Un basculement tectonique secoue l’industrie automobile mondiale : l’ère des moteurs thermiques cède la place à celle des véhicules électriques, et la Chine s’impose, sans conteste, en maître d’œuvre de cette révolution. En 2024, l’Empire du Milieu a représenté à lui seul 40 % des exportations mondiales d’électriques. Mieux encore, des constructeurs comme BYD ont détrôné l’américain Tesla, tant en volume de ventes qu’en rentabilité, y compris sur les marchés les plus exigeants comme l’Union européenne.
Mais ce succès ne se limite pas aux métropoles occidentales : les routes poussiéreuses d’Asie centrale bruissent désormais elles aussi du ronronnement silencieux des batteries lithium-ion. En l’espace de quatre ans, les exportations chinoises de véhicules vers cette région sont passées de 750 millions à près de 10 milliards de dollars. Rien que pour les véhicules électriques, la facture dépasse 1,1 milliard. Résultat : l’automobile représente aujourd’hui un dixième des exportations chinoises vers l’Asie centrale, une percée stratégique que Pékin entend bien consolider.
Un cocktail gagnant : entre spécificités locales et vents globaux
Le succès des voitures électriques chinoises en Asie centrale ne tient pas du hasard. Il résulte d’un alignement quasi parfait entre les besoins locaux et les ambitions industrielles de Pékin.

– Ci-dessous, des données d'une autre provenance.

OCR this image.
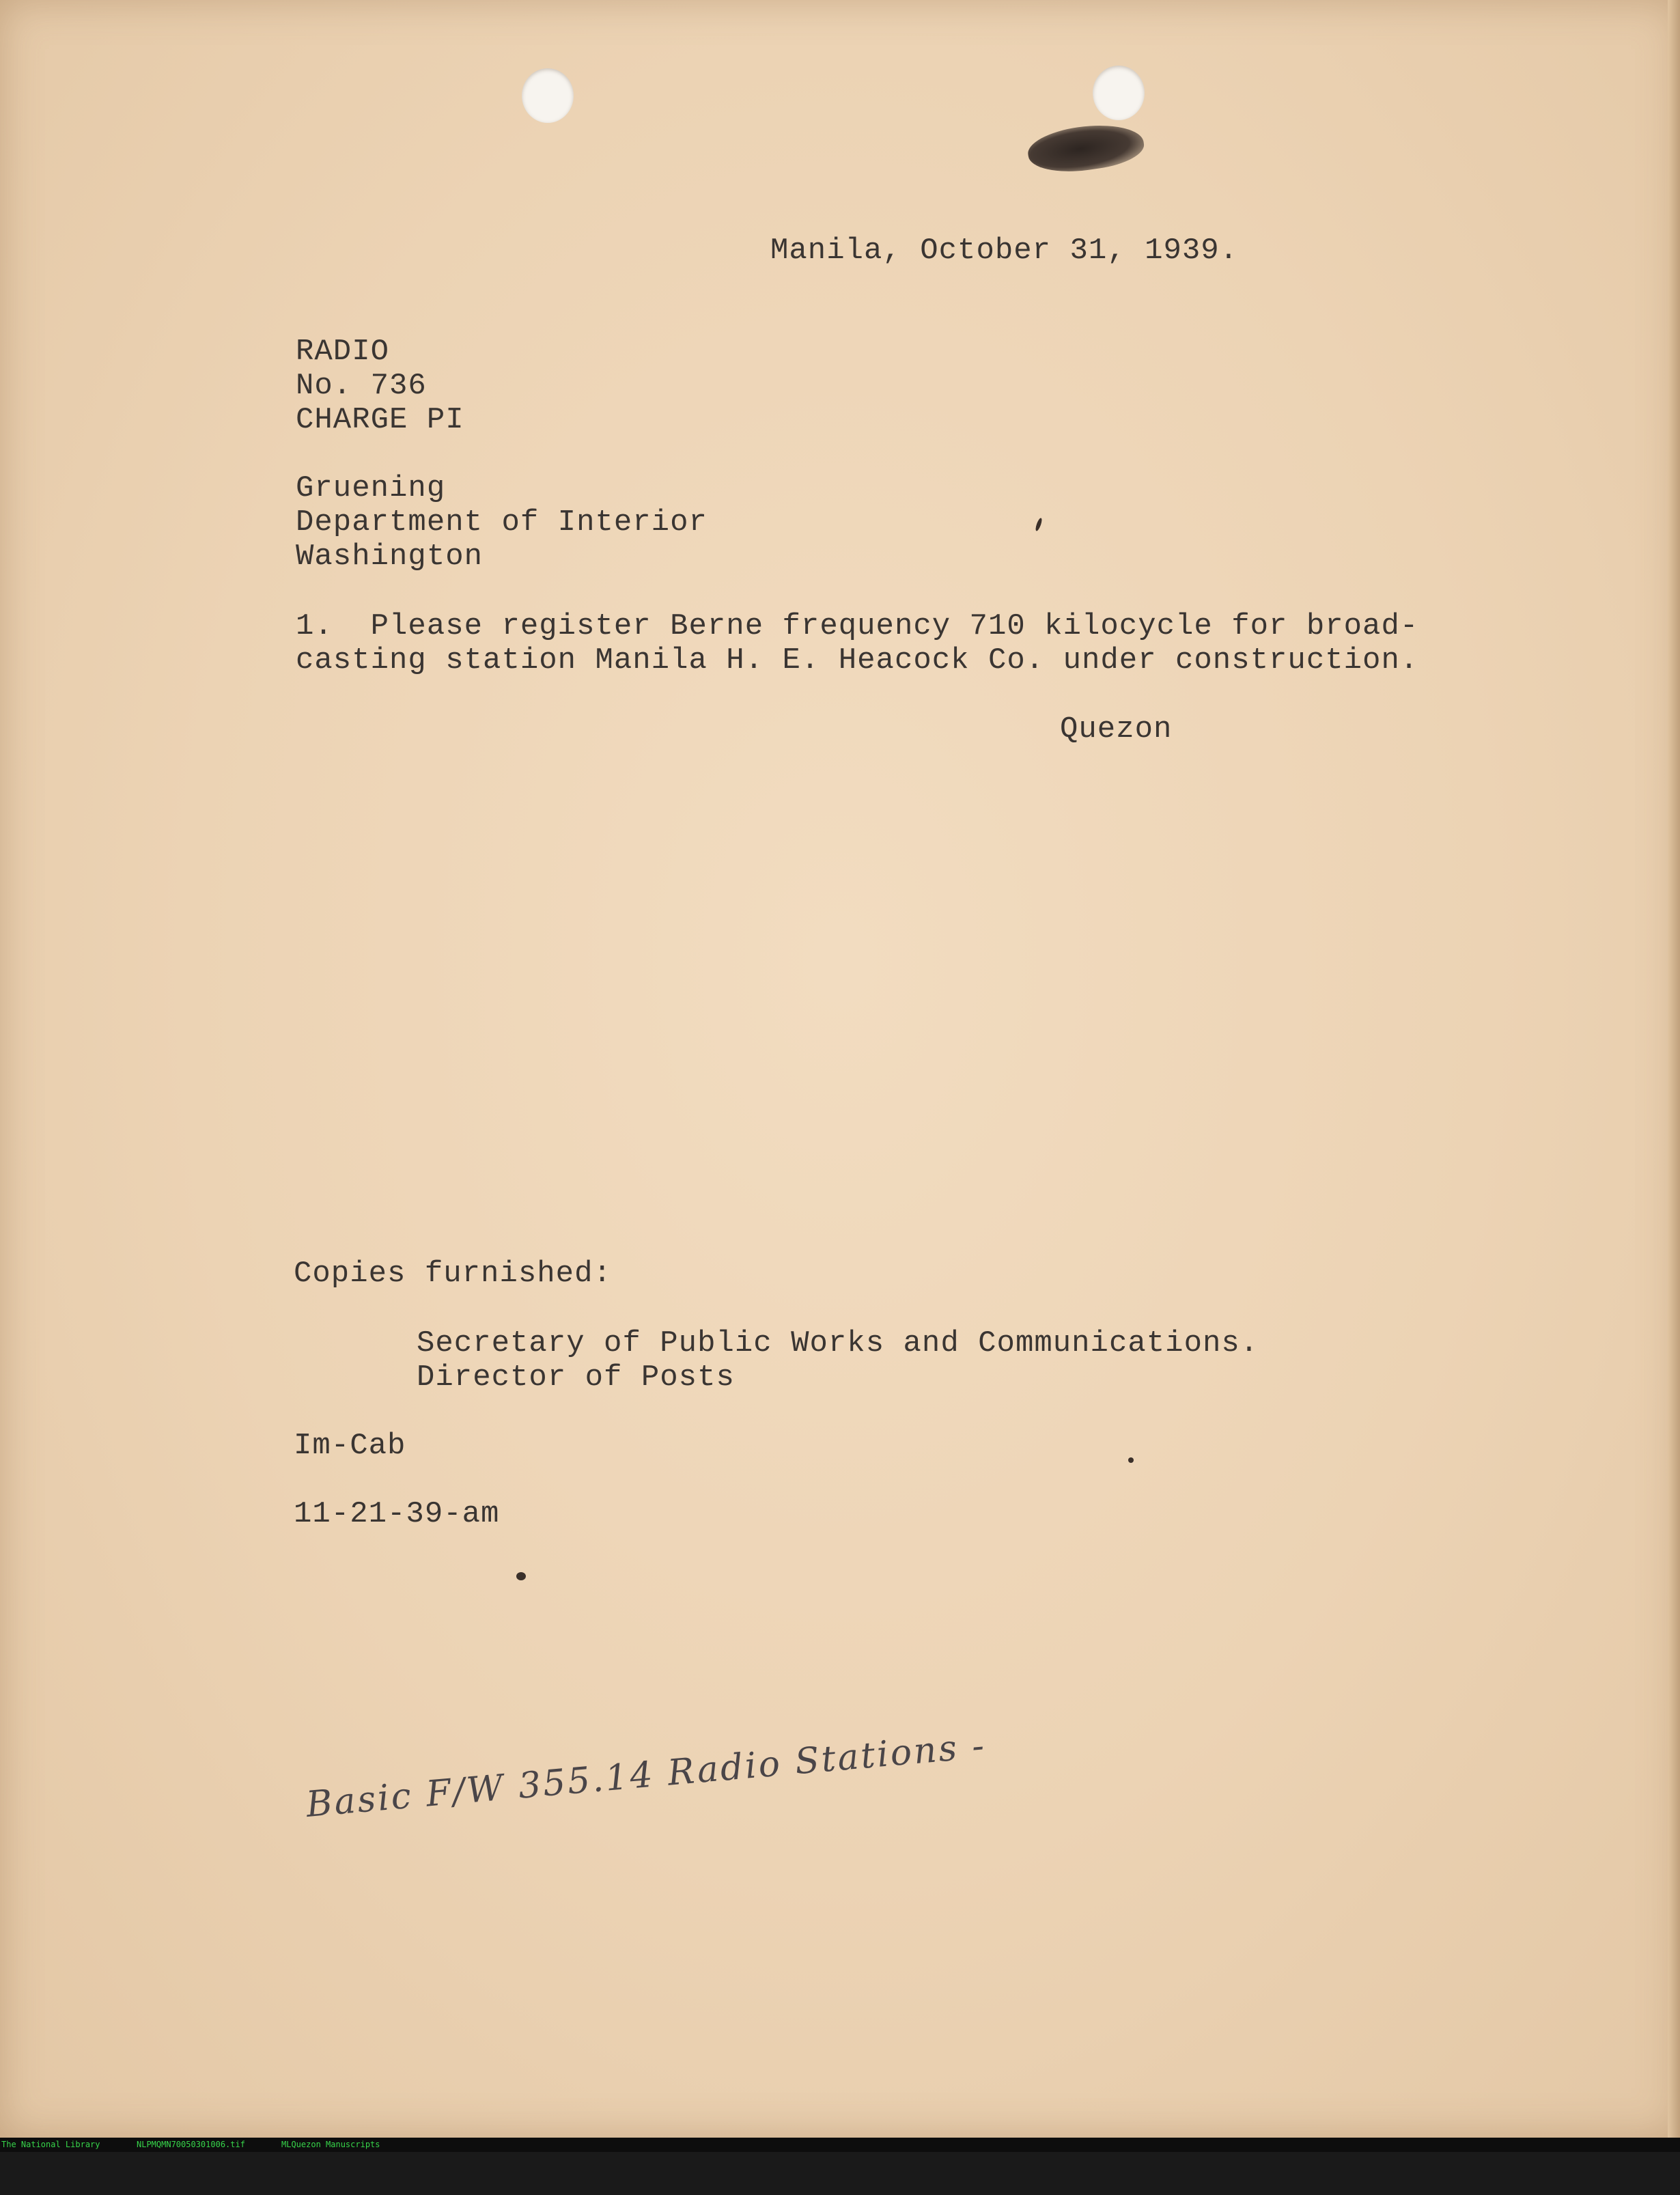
Manila, October 31, 1939.

RADIO

No. 736

CHARGE PI

Gruening

Department of Interior

Washington

1.  Please register Berne frequency 710 kilocycle for broad-

casting station Manila H. E. Heacock Co. under construction.

Quezon

Copies furnished:

Secretary of Public Works and Communications.

Director of Posts

Im-Cab

11-21-39-am

Basic F/W 355.14 Radio Stations -

The National Library

	NLPMQMN70050301006.tif

	MLQuezon Manuscripts
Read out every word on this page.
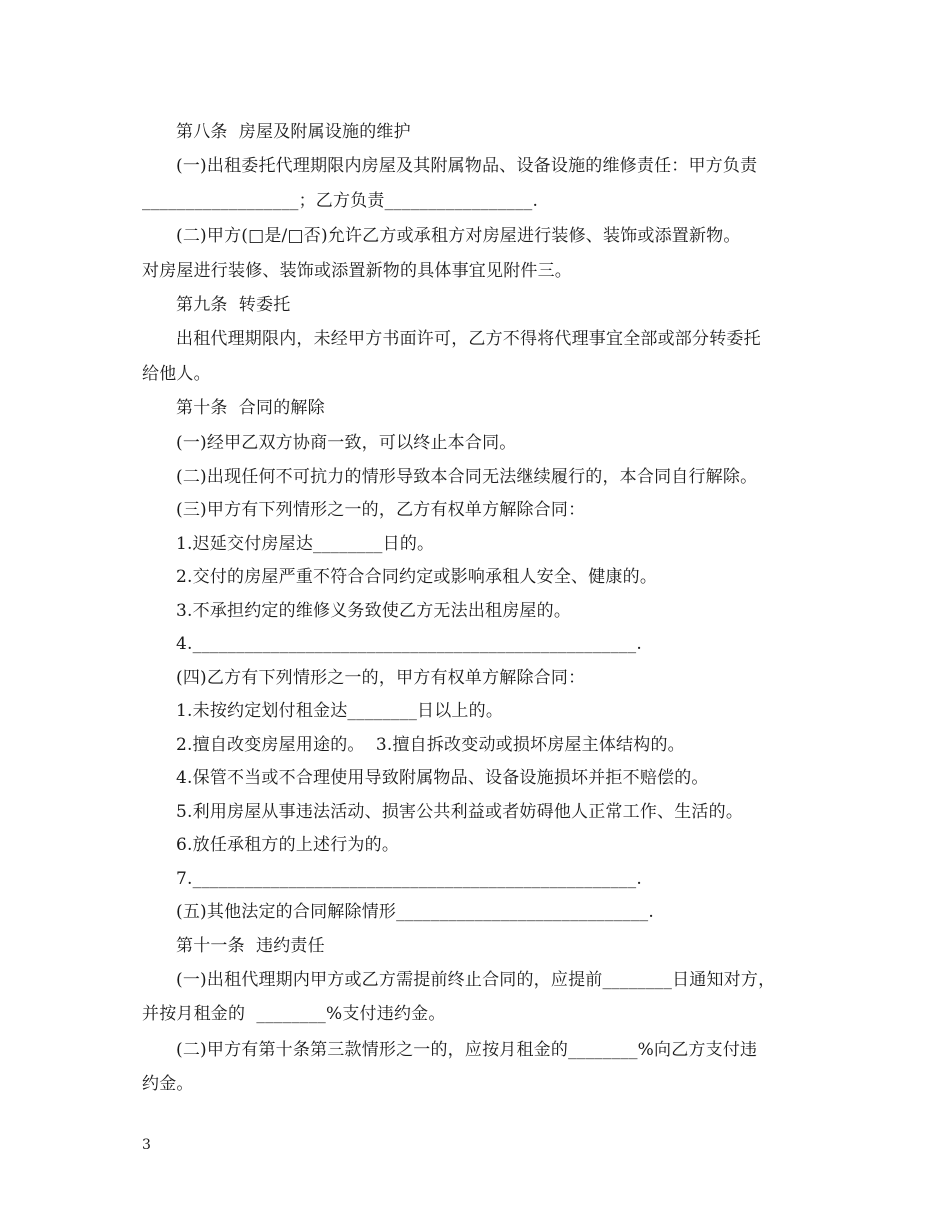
第八条  房屋及附属设施的维护
(一)出租委托代理期限内房屋及其附属物品、设备设施的维修责任：甲方负责
__________________；乙方负责_________________.
(二)甲方(□是/□否)允许乙方或承租方对房屋进行装修、装饰或添置新物。
对房屋进行装修、装饰或添置新物的具体事宜见附件三。
第九条  转委托
出租代理期限内，未经甲方书面许可，乙方不得将代理事宜全部或部分转委托
给他人。
第十条  合同的解除
(一)经甲乙双方协商一致，可以终止本合同。
(二)出现任何不可抗力的情形导致本合同无法继续履行的，本合同自行解除。
(三)甲方有下列情形之一的，乙方有权单方解除合同：
1.迟延交付房屋达________日的。
2.交付的房屋严重不符合合同约定或影响承租人安全、健康的。
3.不承担约定的维修义务致使乙方无法出租房屋的。
4.___________________________________________________.
(四)乙方有下列情形之一的，甲方有权单方解除合同：
1.未按约定划付租金达________日以上的。
2.擅自改变房屋用途的。  3.擅自拆改变动或损坏房屋主体结构的。
4.保管不当或不合理使用导致附属物品、设备设施损坏并拒不赔偿的。
5.利用房屋从事违法活动、损害公共利益或者妨碍他人正常工作、生活的。
6.放任承租方的上述行为的。
7.___________________________________________________.
(五)其他法定的合同解除情形_____________________________.
第十一条  违约责任
(一)出租代理期内甲方或乙方需提前终止合同的，应提前________日通知对方，
并按月租金的  ________%支付违约金。
(二)甲方有第十条第三款情形之一的，应按月租金的________%向乙方支付违
约金。
3
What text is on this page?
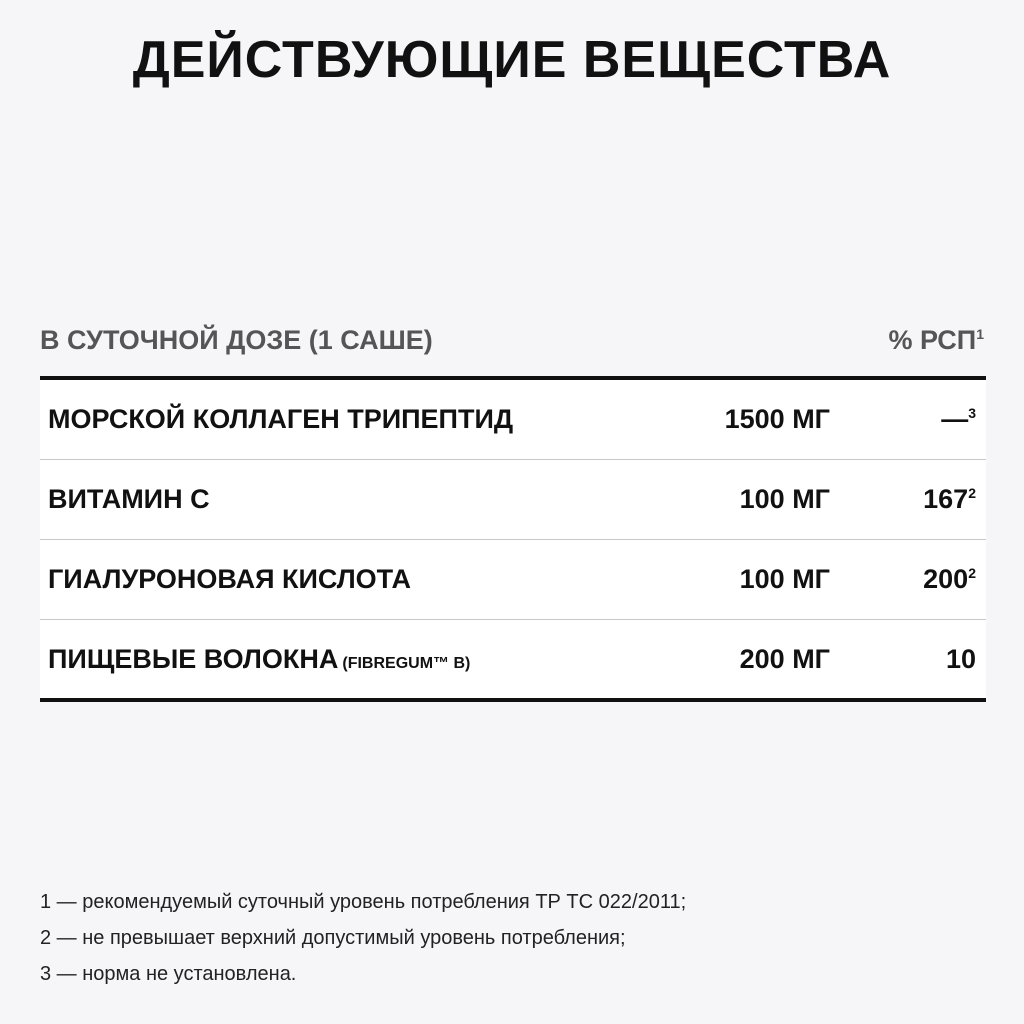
ДЕЙСТВУЮЩИЕ ВЕЩЕСТВА
В СУТОЧНОЙ ДОЗЕ (1 САШЕ)	% РСП$^1$
МОРСКОЙ КОЛЛАГЕН ТРИПЕПТИД	1500 МГ	—$^3$
ВИТАМИН С	100 МГ	$167^2$
ГИАЛУРОНОВАЯ КИСЛОТА	100 МГ	$200^2$
ПИЩЕВЫЕ ВОЛОКНА (FIBREGUM™ B)	200 МГ	10

1 — рекомендуемый суточный уровень потребления ТР ТС 022/2011;

2 — не превышает верхний допустимый уровень потребления;

3 — норма не установлена.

Une démographie dynamique et une classe moyenne émergente : à l’exception du Tadjikistan — avec un maigre taux de motorisation de 55 véhicules pour 1 000 habitants —, les pays de la région affichent un appétit croissant pour la voiture. Le Kazakhstan, fer de lance régional, s’approche déjà des niveaux russes (308 véhicules pour 1 000 habitants contre 331 en Russie).
Une urgence écologique criante : Almaty, Bichkek ou Douchanbé figurent régulièrement parmi les villes les plus polluées au monde. Face à cette asphyxie, les autorités locales cherchent à verdir la mobilité. Résultat : exonérations fiscales, suppression des droits de douane jusqu’en 2025 au Kazakhstan, allègements fiscaux au Kirghizistan, importations totalement détaxées au Tadjikistan jusqu’en 2032.
Un hub de réexportation vers la Russie : depuis que les constructeurs occidentaux ont déserté le marché russe, les pays d’Asie centrale se sont transformés en sas de réexportation pour les voitures chinoises. Les différences de taxation ont facilité ce contournement : les droits de douane kirghizes étaient trois fois moins élevés qu’en Russie. En 3,5 ans, environ 236 000 véhicules — en majorité chinois — ont pris la route vers le nord depuis ces pays.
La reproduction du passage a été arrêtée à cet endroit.